Un altro elemento significativo riguarda le cosiddette liste fai da te, le quali, salvo quelle palesemente espresse da partiti tradizionali, hanno mostrato di non essere capaci di suscitare l’interesse che i rispettivi promotori si attendevano.
Al di là dell’ encomiabile desiderio di partecipazione, l’esito scadente delle citate liste, paradossalmente, è da considerarsi in maniera positiva, poiché segna una interessante attenzione degli elettori i quali, pur essendo alla ricerca del nuovo e dell’ efficiente, non sono caduti nella trappola di proposte politiche improvvisate ed autoreferenziali.
Un discorso a parte, almeno per la città di Catania, riguarda il risultato delle due liste che facevano riferimento a Cateno De Luca, che non hanno raggiunto la soglia di sbarramento del 5%, mentre il relativo candidato sindaco, Giuseppe Savoca si è fermato al 4,2%.
Inaspettato anche il modestissimo risultato della lista Bianco, che aveva come testa di serie la figlia dell’ex “sindaco dei fiori” e famoso esponente dell’ANCI, che però non è riuscita a superare il 3%, segnando così la fine di un’epoca durata trent’anni.
Insomma, né le prime, né l’altra, nonostante le aspettative dei loro popolari promotori, porteranno propri rappresentanti in Consiglio comunale.
Per De Luca, però, le cose sono andate meglio a Taormina, dove il leader di Nord Chiama Sud è stato eletto sindaco con un ampio margine di vantaggio sull’ uscente del Centrosinistra, Bolognari, che nell’immaginario collettivo rappresentava il vecchio da rottamare.
Lo “scatenato” Cateno, invece, ha raccolto attorno a sé un po’ di tutto, confermandosi sindaco per la quarta volta in quattro comuni differenti: Fiumedinisi, Santa Teresa di Riva, Messina e adesso Taormina. Sarà soltanto un fenomeno legato prevalentemente alla provincia peloritana o in futuro ci sarà altro? A giudicare dalle agguerrite parole del protagonista siamo solo all’inizio.
Rispondere ad una simile domanda, però, non è affatto facile, tuttavia le elezioni europee del prossimo anno dovrebbero dirci qualcosa di più.

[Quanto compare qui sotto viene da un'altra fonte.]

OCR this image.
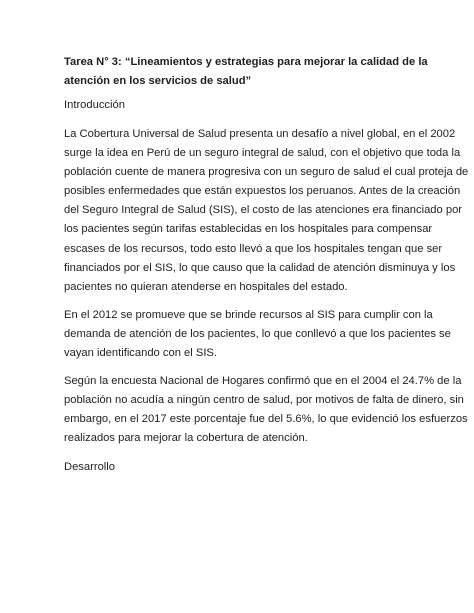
Tarea N° 3: “Lineamientos y estrategias para mejorar la calidad de la
atención en los servicios de salud”
Introducción
La Cobertura Universal de Salud presenta un desafío a nivel global, en el 2002
surge la idea en Perú de un seguro integral de salud, con el objetivo que toda la
población cuente de manera progresiva con un seguro de salud el cual proteja de
posibles enfermedades que están expuestos los peruanos. Antes de la creación
del Seguro Integral de Salud (SIS), el costo de las atenciones era financiado por
los pacientes según tarifas establecidas en los hospitales para compensar
escases de los recursos, todo esto llevó a que los hospitales tengan que ser
financiados por el SIS, lo que causo que la calidad de atención disminuya y los
pacientes no quieran atenderse en hospitales del estado.
En el 2012 se promueve que se brinde recursos al SIS para cumplir con la
demanda de atención de los pacientes, lo que conllevó a que los pacientes se
vayan identificando con el SIS.
Según la encuesta Nacional de Hogares confirmó que en el 2004 el 24.7% de la
población no acudía a ningún centro de salud, por motivos de falta de dinero, sin
embargo, en el 2017 este porcentaje fue del 5.6%, lo que evidenció los esfuerzos
realizados para mejorar la cobertura de atención.
Desarrollo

D’altra parte la lista di De Luca ha ottenuto un sindaco anche nel comune di Riposto, sempre in. Provincia di Catania, dove è stato eletto il giovane deputato regionale Davide Vasta, che insieme al suo leader non pare voglia limitarsi al territorio siciliano.
Tornando alla città dell’Etna, sono stati assolutamente prevedibili i risultati di Forza Italia, con il 12,5%, di Fratelli d’Italia, con il 14,7%, a cui bisogna aggiungere il dato della Lista Trantino Sindaco, con il suo 8,5%, le due liste ispirate dall’ex Presidente della Regione, Raffaele Lombardo, la prima, Grande Catania, che ha toccato il 10,6% e la seconda, Popolari e Autonomisti, attestatasi sul 6,4%.

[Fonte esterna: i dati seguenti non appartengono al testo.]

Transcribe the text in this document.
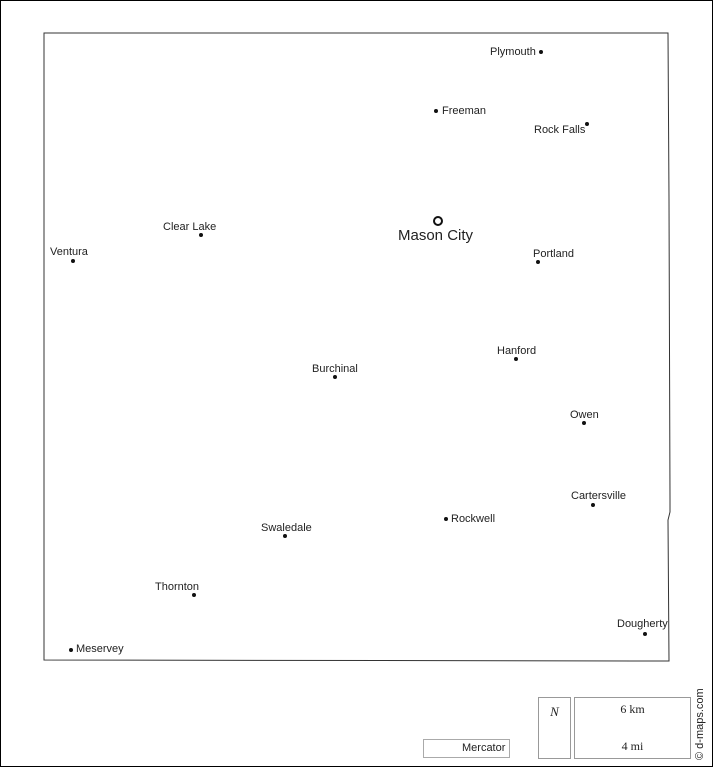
Mason City
Plymouth
Freeman
Rock Falls
Clear Lake
Ventura	Portland
Hanford
Burchinal
Owen
Cartersville
Rockwell
Swaledale
Thornton
Dougherty
Meservey
N	6 km
4 mi
Mercator	© d-maps.com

La Lega, nella versione edulcorata di “Prima l’Italia” ha ottenuto l’11,8%, mentre la Dc di Cuffaro ha conseguito il 6,7%, che conferma, leggermente al rialzo, il dato delle scorse elezioni regionali.
Sul fronte della sinistra le uniche due liste che hanno superato la soglia di sbarramento del 5% sono state quella del PD, con l’8,2%, davvero deludente, e quella del Movimento 5 Stelle, che con il 5,9% segna un risultato piuttosto scadente, che non mancherà di provocare affetti tra i suoi dirigenti locali.
Pressoché inesistenti tutti gli altri candidati sindaco con le relative liste al seguito: Lanfranco Zappalà si è fermato al 2%, Lipera all’1,9%, Giuffrida allo 0,8% e Drago allo 0,3%.
Nei rimanti grossi comuni della provincia, a parte Acireale, in cui si andrà al ballottaggio, il centrodestra in versione ufficiale o sotto le mentite spoglie di liste civiche, ha ottenuto, quasi dappertutto, una vittoria sonante.
È giusto precisare che al momento della predisposizione di questo articolo lo spoglio è ancora in corso, quindi le cifre indicate potrebbero essere suscettibili di qualche piccola modifica, che comunque non influenzerebbe affatto il risultato finale.